Volto, porém, ao meu combalido Rio de Janeiro, cuja população de rua aumenta (não sei os números, mas, à guisa de comparação, cito que Nova Iorque possui 70 mil moradores de rua; serão tantos no Rio de Janeiro?), expressão visível da miserabilização de seus habitantes. A cidade, mais do que o estado, espelha a situação brasileira. Tudo que há de bom é sentido primeiramente aqui. Tudo de pior, também. Se alguém acredita que a administração dos fluxos de capital (que resulta dos esforços coletivos de produção social, embora, presentemente, resultem mais dos papéis que se acumulam na mesa de entediados banqueiros) deve ser deixada aos Granes Mestres do Mercado Financeiro, tem aqui a demonstração concreta de que o que disso resulta pandemônio social, político e econômico.

Resta ao cidadão, mesmo que cidadão não o seja por desconhecer seu papel no processo social como um todo, apostar todas as suas fichas no processo político legal, constituído por partidos que expressam seus programas para gestão do Estado, e se propõe como governantes temporários através de eleições sazonais.

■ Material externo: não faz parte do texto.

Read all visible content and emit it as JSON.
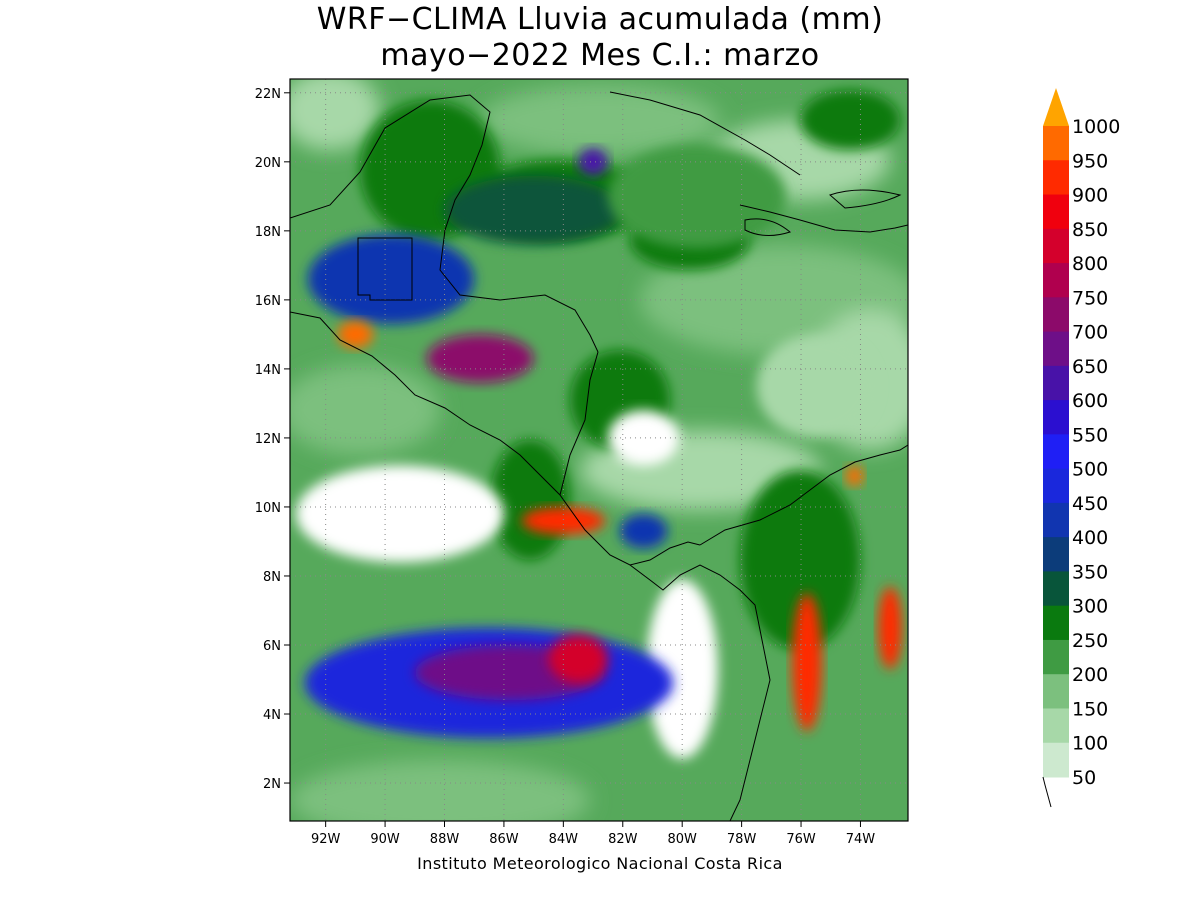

Mais não se apresenta.

Por isso, aqui no Rio de Janeiro, malgrado a pobreza das exposições de todos os postulantes à governança, resta-me recomendar o voto em Marcia Tiburi ou Tarcísio Motta. Todos os demais representam a continuidade desse processo que teve seu zênite no Golpe que destituiu a presidenta Dilma, com o objetivo posterior de fazer o país descer ladeira abaixo, destruindo com qualquer perspectiva de construção de uma cidadania capaz de gerir seus próprios destinos.

Mais não posso fazer. E isso me aflige e deprime enormemente, como carioca de classe média que sou.